In order to further enhance the quality of the model and the stability of training, we encourage the discriminator's network to learn meaningful ideas about features that are not forgotten during training due to the auxiliary losses presented by us
earlier . These two advantages, together with large-scale training, are provided by advanced conditional GSS, which are well suited for image synthesis from ImageNet, judging by the
Frechet distance .
The generator network produces an image based on its own vector. In each row, linear interpolation of the own codes of the leftmost and rightmost images leads to semantic interpolation in the image space.
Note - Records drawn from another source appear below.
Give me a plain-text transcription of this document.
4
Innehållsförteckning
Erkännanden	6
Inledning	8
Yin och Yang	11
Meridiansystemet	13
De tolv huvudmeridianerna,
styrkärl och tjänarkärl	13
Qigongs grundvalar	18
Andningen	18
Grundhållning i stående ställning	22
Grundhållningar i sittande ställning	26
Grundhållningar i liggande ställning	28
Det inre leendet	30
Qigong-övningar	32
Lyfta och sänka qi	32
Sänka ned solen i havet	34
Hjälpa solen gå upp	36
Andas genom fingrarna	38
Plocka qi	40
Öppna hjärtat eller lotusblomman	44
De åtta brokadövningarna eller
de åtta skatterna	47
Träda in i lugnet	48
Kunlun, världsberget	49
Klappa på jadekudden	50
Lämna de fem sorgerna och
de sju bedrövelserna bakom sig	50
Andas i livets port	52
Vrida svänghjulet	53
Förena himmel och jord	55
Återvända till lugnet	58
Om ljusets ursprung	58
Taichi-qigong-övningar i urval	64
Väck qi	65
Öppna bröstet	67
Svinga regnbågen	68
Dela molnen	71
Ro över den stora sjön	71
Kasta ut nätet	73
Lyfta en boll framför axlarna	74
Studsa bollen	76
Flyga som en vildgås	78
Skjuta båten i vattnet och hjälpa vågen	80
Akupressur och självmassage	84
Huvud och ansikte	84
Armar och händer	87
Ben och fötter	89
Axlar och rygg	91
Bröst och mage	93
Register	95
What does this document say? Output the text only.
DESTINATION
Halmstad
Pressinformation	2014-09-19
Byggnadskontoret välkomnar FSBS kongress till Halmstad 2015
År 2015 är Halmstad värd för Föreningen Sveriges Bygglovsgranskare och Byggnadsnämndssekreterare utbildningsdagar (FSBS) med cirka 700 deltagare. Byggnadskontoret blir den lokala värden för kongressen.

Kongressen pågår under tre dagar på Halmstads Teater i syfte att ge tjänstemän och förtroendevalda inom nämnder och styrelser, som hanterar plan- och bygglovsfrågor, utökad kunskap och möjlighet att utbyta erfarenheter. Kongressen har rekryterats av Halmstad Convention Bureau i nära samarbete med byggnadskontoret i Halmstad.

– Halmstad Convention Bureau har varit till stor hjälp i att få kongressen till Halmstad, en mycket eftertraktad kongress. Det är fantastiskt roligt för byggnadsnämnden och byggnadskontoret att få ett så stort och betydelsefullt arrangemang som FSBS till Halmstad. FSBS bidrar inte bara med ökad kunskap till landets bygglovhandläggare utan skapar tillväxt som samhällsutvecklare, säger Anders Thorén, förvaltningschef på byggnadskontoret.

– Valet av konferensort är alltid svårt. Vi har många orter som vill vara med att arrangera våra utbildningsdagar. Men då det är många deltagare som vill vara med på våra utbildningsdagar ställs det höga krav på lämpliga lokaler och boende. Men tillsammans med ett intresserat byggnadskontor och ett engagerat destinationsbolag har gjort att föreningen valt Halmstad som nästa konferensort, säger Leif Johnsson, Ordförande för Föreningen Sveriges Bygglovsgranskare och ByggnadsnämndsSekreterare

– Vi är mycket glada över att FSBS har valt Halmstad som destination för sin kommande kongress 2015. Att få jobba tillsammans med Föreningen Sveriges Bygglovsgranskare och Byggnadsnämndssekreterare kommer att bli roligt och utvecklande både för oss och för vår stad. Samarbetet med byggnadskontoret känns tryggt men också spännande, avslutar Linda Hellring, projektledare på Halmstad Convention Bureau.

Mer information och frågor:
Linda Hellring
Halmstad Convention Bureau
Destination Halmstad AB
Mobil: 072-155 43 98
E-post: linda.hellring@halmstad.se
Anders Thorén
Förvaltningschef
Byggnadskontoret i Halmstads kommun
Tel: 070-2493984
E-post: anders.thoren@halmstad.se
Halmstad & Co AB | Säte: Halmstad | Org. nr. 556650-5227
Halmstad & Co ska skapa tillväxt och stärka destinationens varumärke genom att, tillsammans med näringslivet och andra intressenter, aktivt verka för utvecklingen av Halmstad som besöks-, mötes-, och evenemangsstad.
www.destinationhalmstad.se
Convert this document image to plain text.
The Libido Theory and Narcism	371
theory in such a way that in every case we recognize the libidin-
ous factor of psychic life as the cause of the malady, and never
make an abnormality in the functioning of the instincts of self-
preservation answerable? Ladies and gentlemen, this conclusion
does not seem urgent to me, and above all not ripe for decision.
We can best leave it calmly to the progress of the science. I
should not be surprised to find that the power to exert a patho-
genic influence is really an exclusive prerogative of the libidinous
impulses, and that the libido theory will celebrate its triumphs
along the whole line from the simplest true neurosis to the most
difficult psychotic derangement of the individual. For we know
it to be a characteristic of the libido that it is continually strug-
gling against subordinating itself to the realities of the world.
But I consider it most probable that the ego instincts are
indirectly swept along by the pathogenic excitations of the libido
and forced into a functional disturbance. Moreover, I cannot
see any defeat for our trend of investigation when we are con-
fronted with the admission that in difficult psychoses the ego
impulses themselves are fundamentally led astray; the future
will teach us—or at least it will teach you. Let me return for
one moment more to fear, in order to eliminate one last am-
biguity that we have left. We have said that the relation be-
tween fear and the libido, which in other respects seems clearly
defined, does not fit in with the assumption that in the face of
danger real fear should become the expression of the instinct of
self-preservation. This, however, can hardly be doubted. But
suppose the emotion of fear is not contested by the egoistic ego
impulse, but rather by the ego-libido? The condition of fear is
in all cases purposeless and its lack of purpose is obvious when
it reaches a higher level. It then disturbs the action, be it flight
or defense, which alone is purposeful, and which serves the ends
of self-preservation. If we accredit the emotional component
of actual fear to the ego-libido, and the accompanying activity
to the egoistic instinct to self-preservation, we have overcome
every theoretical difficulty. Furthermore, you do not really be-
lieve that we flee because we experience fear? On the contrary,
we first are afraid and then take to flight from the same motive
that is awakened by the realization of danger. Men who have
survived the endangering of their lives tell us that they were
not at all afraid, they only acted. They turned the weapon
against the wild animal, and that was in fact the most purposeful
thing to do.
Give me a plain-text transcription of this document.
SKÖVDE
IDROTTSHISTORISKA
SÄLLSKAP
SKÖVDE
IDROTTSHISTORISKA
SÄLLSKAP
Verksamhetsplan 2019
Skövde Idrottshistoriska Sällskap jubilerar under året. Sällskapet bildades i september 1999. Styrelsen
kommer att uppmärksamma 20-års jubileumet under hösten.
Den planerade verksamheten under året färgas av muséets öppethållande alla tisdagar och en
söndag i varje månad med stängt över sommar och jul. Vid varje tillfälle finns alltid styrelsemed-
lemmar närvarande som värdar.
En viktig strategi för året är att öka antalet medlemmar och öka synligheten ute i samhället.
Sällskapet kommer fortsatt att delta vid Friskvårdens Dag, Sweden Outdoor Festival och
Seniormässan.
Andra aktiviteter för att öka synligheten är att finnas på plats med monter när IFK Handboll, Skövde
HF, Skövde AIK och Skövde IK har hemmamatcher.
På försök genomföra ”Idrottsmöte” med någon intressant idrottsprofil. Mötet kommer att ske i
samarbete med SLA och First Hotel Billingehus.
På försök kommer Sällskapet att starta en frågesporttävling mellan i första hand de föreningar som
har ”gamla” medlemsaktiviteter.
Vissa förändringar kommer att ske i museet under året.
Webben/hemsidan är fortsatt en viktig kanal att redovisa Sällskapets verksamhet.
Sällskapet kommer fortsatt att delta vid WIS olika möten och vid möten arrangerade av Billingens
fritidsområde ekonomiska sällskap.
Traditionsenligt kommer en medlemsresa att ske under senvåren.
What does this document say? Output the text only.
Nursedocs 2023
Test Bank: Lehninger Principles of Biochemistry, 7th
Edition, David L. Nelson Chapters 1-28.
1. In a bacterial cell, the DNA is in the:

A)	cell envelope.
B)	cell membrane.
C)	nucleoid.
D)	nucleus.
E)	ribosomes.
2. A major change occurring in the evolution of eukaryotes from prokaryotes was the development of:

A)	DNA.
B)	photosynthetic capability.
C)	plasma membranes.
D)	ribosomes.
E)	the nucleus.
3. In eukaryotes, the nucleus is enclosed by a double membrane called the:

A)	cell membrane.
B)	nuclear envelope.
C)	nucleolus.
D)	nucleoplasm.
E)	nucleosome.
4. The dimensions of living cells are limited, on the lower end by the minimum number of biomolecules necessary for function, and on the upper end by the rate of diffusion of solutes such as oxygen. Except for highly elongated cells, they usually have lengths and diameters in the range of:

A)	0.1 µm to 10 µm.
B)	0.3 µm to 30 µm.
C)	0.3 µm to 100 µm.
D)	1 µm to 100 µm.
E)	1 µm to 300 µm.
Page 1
Compare GAN library for training and assessment of GSS
Advanced research in the field of GSS is highly dependent on well-developed and proven code, since even the reproduction of previous results and techniques require great effort. To support open science and allow the research community to develop on the basis of recent breakthroughs, we are releasing a large update of the Compare GAN library. It includes loss functions, regularization and normalization schemes, neural network architectures and numerical metrics often used in modern GSS. She also supports:
- Training on the GPU and TPU.
- Simple setup using Gin ( examples ).
- A huge number of data sets through the library TensorFlow .
Conclusion and plans for the future
Given the gap between labeled and unmarked data sources,
it is becoming increasingly important to be able to learn from only partially tagged data. We have shown that a simple but powerful combination of self-supervision and semi-surveillance can help bridge this gap for the GSS. We believe that self-supervision is a promising idea that needs to be explored for other areas of generative modeling.